The Universal Interface
What replaces the browser — and how every organisation must now build two front doors.
What replaces the browser is not another browser. It is the user's preferred LLM — a single conversational surface through which all information, services, and decision-points are rendered. Most apps, most websites, most purpose-built interfaces become redundant. They collapse into data sources that the LLM consumes and re-presents contextually.
The direction of flow inverts. Users no longer navigate to information. Information — and the human-in-the-loop decisions that require their attention — comes to them. The LLM becomes the last interface: adaptive, personal, and capable of rendering any service without requiring the user to learn a new app, visit a new site, or manage a new login.
This is not a prediction about a possible future. It is a description of a structural transition already underway. The consequences ripple through every institution, every business model, every system that was built for the browsing paradigm.
The Dual Front Door
If the LLM is the universal interface, every organisation must now maintain a dual presence: a visual website for humans to browse, and a machine-readable gateway that exposes their underlying services so AI agents can programmatically discover, invoke, and transact with them — without ever parsing a web page or requiring custom developer integrations.
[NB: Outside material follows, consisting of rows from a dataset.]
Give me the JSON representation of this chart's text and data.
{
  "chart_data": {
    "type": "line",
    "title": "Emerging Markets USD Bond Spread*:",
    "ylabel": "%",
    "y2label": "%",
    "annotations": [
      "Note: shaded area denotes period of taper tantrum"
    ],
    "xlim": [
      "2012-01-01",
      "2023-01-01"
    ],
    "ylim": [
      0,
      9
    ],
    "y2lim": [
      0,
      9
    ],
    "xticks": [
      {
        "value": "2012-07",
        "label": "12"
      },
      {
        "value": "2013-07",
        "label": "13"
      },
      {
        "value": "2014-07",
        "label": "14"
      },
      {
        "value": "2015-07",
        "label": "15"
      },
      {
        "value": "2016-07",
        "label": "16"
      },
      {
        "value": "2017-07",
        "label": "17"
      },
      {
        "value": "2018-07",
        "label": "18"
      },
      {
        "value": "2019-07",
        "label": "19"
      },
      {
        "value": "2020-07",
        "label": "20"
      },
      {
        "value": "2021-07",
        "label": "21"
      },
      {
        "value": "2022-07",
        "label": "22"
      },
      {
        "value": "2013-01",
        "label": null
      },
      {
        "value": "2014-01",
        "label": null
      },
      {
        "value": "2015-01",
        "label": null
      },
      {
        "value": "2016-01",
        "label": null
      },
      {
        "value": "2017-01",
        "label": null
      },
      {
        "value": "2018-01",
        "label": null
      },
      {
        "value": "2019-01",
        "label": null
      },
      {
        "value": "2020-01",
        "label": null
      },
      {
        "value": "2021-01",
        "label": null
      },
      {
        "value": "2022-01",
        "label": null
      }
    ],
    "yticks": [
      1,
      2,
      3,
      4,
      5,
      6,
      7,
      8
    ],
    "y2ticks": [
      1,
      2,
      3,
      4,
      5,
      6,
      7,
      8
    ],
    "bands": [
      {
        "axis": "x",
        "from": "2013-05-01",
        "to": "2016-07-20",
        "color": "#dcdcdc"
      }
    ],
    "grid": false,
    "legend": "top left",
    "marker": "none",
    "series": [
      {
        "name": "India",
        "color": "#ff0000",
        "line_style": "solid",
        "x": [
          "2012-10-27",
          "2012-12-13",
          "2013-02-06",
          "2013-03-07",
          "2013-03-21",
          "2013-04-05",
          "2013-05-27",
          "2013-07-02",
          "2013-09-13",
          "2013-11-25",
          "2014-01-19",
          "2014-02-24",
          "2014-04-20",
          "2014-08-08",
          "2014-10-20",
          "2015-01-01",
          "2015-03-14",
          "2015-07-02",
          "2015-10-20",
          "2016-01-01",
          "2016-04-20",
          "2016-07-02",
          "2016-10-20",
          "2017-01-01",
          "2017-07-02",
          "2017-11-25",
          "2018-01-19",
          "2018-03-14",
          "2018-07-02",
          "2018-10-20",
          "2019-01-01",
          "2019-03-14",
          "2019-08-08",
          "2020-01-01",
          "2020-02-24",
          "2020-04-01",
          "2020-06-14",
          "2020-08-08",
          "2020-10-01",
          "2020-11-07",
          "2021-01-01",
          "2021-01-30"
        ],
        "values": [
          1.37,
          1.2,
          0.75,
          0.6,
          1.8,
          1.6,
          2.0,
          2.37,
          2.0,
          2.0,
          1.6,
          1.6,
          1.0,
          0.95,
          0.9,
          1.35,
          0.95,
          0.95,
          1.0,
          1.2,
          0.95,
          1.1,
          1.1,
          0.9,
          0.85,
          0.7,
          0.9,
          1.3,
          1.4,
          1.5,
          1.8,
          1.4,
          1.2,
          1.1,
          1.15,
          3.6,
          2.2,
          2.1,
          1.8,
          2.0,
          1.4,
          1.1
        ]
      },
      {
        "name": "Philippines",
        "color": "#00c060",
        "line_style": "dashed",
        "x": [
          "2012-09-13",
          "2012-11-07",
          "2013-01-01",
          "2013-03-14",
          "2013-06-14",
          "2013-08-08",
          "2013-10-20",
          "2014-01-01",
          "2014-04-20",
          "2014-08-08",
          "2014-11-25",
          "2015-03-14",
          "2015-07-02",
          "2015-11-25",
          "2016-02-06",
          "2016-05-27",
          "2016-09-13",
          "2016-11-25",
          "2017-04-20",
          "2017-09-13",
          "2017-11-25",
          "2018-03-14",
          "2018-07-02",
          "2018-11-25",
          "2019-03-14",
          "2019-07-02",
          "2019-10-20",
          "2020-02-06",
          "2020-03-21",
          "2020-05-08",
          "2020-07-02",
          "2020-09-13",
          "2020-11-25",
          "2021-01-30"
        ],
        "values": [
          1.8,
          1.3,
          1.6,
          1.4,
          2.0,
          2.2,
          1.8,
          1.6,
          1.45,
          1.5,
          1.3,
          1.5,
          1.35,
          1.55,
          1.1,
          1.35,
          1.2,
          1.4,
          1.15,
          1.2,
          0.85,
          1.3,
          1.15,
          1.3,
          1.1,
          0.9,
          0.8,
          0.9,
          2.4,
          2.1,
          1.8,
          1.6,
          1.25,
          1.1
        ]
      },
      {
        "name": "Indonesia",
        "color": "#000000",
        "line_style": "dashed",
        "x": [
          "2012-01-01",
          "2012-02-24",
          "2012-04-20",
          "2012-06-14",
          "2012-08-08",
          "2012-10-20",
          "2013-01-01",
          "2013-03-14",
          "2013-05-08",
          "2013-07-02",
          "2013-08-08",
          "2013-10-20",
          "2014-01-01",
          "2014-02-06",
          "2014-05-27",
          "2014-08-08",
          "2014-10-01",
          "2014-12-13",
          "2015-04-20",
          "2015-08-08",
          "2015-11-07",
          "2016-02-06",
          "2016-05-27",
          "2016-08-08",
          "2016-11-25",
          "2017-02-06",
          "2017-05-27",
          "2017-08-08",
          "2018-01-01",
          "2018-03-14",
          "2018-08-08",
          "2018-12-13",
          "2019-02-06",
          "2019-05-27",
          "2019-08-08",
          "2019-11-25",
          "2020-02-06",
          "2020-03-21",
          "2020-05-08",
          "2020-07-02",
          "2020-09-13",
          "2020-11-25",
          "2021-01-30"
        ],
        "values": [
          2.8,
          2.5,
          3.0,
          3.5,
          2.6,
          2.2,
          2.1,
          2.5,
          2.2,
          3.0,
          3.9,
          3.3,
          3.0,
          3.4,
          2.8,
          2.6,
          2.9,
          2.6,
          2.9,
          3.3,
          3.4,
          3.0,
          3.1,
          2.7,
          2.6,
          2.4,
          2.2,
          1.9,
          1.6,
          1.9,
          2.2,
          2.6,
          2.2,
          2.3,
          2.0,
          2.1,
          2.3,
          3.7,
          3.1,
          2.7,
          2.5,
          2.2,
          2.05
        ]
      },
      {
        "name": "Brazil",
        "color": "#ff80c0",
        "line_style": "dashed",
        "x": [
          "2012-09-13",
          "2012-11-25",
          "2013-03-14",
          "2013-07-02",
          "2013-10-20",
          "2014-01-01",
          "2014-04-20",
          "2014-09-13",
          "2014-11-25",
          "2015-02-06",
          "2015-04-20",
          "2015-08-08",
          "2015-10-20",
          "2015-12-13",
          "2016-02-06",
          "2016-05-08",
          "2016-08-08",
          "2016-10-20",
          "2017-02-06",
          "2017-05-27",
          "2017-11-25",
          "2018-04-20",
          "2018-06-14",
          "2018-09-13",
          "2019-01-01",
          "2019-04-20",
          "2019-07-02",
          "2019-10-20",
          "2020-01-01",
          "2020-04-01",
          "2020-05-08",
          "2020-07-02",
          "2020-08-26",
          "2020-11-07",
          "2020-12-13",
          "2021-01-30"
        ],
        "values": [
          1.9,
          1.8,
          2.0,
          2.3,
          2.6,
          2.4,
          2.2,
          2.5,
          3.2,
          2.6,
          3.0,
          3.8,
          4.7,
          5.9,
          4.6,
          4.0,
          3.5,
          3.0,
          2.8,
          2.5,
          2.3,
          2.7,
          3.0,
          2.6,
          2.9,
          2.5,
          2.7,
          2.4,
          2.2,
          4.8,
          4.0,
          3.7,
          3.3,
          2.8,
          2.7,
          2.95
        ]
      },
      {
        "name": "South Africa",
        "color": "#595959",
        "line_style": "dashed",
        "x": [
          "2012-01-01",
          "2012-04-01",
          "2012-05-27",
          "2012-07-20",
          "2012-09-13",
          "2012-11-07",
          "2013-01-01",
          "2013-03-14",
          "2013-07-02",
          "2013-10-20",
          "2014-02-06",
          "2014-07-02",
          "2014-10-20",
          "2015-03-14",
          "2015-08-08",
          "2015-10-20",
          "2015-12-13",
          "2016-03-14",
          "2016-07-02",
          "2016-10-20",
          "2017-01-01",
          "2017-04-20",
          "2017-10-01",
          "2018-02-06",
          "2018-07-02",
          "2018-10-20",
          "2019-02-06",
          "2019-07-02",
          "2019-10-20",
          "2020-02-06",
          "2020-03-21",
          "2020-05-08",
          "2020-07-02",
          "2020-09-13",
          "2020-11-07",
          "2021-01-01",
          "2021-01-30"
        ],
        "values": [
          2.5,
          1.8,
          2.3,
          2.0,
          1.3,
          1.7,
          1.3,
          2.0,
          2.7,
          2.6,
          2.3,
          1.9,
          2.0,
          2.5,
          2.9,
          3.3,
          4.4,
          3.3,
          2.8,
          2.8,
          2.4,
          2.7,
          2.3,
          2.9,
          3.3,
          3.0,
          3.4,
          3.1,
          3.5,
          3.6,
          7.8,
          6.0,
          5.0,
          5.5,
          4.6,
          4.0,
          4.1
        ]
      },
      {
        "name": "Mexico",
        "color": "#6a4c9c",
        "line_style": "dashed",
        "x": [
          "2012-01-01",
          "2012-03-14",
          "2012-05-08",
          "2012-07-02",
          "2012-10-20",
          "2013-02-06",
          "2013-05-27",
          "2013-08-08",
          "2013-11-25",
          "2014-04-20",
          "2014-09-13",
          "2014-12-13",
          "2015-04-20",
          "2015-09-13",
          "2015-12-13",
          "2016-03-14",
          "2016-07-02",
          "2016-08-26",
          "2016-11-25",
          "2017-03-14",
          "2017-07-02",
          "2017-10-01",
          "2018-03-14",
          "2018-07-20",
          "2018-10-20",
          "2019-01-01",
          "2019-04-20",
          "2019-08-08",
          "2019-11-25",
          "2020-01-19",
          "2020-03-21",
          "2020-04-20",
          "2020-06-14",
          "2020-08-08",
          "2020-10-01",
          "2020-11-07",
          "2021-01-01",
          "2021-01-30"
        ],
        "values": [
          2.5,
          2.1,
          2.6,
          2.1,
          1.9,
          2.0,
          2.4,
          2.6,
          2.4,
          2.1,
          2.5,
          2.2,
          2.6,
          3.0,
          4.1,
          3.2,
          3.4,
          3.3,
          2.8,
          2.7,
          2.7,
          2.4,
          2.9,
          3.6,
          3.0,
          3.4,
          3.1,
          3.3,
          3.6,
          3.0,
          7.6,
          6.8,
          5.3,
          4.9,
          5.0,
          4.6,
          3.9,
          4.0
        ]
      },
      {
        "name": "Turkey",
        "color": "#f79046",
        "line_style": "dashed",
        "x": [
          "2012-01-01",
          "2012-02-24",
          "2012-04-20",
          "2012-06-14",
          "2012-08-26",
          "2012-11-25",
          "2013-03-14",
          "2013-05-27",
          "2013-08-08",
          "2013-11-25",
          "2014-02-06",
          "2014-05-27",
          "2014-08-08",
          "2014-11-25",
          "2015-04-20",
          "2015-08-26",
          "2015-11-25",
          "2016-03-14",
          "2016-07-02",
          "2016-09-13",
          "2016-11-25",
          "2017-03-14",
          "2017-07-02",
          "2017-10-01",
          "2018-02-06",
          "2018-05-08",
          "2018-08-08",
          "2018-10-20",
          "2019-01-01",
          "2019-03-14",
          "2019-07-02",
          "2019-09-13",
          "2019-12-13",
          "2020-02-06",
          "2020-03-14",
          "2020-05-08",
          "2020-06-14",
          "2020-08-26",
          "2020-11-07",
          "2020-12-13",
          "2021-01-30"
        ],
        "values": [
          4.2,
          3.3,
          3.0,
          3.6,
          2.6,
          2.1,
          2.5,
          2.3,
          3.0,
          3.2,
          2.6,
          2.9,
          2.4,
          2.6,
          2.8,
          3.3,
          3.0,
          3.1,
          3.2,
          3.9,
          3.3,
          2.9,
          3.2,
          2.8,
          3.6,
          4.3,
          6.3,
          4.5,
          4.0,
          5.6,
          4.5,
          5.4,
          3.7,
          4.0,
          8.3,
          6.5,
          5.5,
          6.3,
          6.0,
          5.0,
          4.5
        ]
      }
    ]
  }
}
The mechanism for this is already emerging. Protocols like Anthropic's Model Context Protocol (MCP) act as a universal discovery layer on top of existing APIs — translating complex endpoints into standardised tools that give the AI a clear instruction manual for interacting with external systems. Historically, websites were built for human eyeballs and traditional APIs were built strictly for software developers. MCP opens the third channel: Business-to-Agent.
Two Modes of Agent Interaction
Not all agent interactions are equal. Where the AI is the application — a dynamic assistant reasoning through unpredictable prompts — protocol-mediated discovery is essential. The agent must find, interpret, and invoke services contextually. The token cost is justified by the complexity of reasoning.
But where the AI builds the application — coding an automated pipeline, a trading bot, a dashboard — the final artefact should bypass the discovery layer entirely and call APIs directly for zero-latency, zero-overhead execution. The protocol layer serves as a development sandbox; the production system runs natively against the underlying infrastructure.
This distinction matters for decomposition. When a firm exposes its primitives, it is not choosing between human interfaces and machine interfaces. It is building both — and understanding that the machine interface itself has two registers: one for reasoning agents that need contextual discovery, and one for automated systems that need raw speed.